Two weeks in the countryside of Poland teaching young children the basics of the English language gave Cherry Anne Ward and Nancy Hightower an admiration for a resilient people not many years removed from the control of Soviet communism.

  • "Nancy and I were overwhelmed by the Polish people by their strong character, their continuance of life," says Ward, who retired from Athens Middle School in 2003 after nearly 25 years in the classroom. "We developed an incredible admiration for them; the grandmothers with their hard-work faces, out in the fields with their grandchildren, dressed in babushkas, picking up potatoes."
  • It was an article in The News-Courier about Frances Owens' trip to Hungary that caught Ward's interest and sent her to Hightower, a friend who retired from Julian Newman Elementary School in 2001 after 20 years as an elementary teacher.
  • Hungary and Poland needed teachers of English.
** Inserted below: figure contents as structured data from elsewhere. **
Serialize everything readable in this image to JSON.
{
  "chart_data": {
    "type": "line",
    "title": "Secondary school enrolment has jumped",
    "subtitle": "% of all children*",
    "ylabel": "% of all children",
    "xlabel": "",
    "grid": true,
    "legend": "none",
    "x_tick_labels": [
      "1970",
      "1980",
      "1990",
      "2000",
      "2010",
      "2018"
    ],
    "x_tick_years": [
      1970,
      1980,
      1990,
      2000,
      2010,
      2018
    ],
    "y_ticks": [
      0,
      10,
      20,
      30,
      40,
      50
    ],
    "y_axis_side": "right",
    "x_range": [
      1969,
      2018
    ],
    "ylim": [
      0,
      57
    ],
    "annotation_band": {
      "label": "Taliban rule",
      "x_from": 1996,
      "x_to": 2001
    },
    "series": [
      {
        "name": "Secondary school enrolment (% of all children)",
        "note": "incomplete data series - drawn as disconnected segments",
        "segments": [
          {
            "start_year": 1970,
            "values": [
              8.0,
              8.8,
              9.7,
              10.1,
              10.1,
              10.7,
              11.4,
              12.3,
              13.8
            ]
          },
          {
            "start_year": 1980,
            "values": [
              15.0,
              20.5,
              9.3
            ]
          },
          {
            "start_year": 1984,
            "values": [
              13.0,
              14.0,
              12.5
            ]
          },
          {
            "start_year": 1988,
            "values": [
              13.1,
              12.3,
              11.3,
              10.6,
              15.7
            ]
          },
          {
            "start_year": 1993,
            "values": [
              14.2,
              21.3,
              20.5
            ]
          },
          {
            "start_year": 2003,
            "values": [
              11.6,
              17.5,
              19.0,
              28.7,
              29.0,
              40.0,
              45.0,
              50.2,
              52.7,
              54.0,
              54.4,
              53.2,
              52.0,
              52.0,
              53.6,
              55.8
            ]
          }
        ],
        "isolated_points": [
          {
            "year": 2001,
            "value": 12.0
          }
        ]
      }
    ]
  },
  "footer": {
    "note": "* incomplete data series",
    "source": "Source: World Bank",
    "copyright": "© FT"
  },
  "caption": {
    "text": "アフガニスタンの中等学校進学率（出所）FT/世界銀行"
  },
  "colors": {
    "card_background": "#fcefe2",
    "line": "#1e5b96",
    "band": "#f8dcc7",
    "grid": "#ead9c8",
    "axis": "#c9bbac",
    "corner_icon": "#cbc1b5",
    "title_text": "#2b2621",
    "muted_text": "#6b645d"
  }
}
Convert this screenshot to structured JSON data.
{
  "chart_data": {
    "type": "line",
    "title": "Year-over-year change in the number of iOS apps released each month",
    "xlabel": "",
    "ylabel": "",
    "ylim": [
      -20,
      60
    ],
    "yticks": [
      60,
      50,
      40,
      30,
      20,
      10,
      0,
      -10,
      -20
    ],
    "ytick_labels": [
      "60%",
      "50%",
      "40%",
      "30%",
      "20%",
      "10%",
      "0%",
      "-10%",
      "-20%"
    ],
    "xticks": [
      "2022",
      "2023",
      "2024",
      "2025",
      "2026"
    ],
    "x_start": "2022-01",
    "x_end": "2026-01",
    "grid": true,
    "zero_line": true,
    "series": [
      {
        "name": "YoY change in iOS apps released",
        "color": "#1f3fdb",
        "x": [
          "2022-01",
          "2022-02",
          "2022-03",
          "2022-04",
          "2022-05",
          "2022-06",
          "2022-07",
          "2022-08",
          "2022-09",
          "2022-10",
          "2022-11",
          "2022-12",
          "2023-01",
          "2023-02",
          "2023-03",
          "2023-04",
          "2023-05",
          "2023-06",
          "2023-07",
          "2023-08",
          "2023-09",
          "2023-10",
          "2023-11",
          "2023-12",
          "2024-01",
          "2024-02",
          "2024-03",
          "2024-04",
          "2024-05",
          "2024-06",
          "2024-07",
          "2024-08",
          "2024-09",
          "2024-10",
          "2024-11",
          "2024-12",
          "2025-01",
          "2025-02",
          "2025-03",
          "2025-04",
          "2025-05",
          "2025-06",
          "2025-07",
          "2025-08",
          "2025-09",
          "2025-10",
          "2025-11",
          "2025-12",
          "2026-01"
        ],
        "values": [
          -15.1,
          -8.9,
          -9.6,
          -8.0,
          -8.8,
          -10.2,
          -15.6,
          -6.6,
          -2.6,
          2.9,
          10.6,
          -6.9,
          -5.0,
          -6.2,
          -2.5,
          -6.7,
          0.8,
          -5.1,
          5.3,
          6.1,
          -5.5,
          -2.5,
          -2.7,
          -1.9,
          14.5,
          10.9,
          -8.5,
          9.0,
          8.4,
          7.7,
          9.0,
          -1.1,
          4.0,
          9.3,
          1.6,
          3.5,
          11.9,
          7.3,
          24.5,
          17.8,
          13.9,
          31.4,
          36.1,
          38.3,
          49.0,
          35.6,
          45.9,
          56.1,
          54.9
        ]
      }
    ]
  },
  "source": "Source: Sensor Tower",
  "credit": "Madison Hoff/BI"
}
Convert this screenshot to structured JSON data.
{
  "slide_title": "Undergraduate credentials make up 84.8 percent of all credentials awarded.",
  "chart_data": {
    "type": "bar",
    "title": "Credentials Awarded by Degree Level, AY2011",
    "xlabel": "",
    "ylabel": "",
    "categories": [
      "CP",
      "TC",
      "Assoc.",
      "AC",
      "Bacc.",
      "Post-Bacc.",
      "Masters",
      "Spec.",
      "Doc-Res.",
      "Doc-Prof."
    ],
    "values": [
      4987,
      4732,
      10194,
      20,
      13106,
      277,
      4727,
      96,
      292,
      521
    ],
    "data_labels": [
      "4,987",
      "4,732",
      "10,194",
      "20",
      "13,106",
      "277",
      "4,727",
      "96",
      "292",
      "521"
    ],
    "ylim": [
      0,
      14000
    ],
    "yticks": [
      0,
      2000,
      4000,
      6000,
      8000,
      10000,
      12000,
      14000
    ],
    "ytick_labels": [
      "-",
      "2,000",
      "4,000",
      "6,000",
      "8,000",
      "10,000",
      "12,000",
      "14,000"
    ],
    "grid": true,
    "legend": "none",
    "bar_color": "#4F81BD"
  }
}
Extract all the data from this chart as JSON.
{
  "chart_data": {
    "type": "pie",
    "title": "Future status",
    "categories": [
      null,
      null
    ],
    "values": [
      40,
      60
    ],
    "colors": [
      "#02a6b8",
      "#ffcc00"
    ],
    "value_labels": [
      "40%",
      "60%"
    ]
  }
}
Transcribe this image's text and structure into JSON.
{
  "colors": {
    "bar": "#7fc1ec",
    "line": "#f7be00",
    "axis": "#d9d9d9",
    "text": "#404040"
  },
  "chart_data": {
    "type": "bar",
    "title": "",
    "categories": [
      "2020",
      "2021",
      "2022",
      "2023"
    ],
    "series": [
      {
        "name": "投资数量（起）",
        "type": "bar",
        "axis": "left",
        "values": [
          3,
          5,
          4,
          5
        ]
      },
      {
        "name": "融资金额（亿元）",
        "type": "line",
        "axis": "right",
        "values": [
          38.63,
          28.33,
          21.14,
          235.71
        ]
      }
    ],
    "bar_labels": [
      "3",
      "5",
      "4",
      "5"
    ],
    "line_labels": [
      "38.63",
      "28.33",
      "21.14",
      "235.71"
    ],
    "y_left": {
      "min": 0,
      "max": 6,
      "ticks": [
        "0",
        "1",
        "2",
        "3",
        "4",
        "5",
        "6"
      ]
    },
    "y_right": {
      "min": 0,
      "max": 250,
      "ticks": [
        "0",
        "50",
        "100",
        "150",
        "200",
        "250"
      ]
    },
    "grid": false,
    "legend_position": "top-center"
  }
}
  • "Having recently joined the European Union," explains Ward, "they think it's important for their children to learn to speak a common language. They chose English, the language of economics."
  • Lodging in a house built in the 1700s as a private residence but now owned by the government, Ward and Hightower were driven to their schools by local parents for after-school lessons in English with students who took the instruction of their own volition.
  • "We taught them English by speaking the language, by acting it out, and by using hands-on materials, pictures and songs," says Hightower. "They had almost no instructional materials. If we had known ahead of time, there were so many things we could have brought from home. We taught in the barest room - a huge room with a folding chalkboard. There were no bulletin boards, no manipulatives like flash cards."
  • Team members managed by sharing what they did have and using materials left there by previous overseas teachers, and they capitalized on the experience of their predecessors.
  • Each teacher keeps a journal, logging entries each evening so that teachers who follow will have the benefit of his experience and the students will have continuity of instruction.
  • Ward brought along a set of clocks that her school system had discarded. The students practiced manipulating the hands and announcing the time, although Ward had to adjust to their British English textbooks in which 4:30 is phrased "half after 4."
  • They taught basic English vocabulary: colors, numbers, parts of the body, items of clothing, etc.
  • One of Ward's favorite techniques was to hand out cards with words such as "door," "mirror," "pencil" and "shirt," then she asked the students to say the word, identify the object, and then tape the card to the object.
  • Both Ward and Hightower describe the children of Poland as eager and enthusiastic.
  • "They were enthusiastic learners," says Hightower. "They were there because they wanted to be there. They absorbed anything we said or did."
  • "If we drew smiley faces on their papers or wrote 'super' or 'super student,' they were so pleased," says Hightower. "They'd go around to other students and point to their papers and say, 'See? Super.' "
  • Here are Ward's and Hightower's miscellaneous observations about their experiences in Poland:

  • Although the classrooms were not supplied with textbooks and manipulatives, the teachers were surprised when students brought out boxes with "a beautiful array of crayons, markers, protractors and pastels" to work with. Children also brought tiny notebooks they used as journals.
  • High school students in Poland study 12-14 subjects over the course of a week.
  • The Polish are a church-going people. Ninety-nine percent are Catholic, and 98 percent practice their faith.
  • The Polish don't go into debt. They build houses in stages as their finances allow. It isn't unusual to see a house under construction for several years.
  • The grayness and drabness of the architecture and dress in Poland—probably a holdover from the Communist influence—is more than compensated for by the beauty of Poland's flowers.
  • Children brought them by the handfuls to their teachers daily.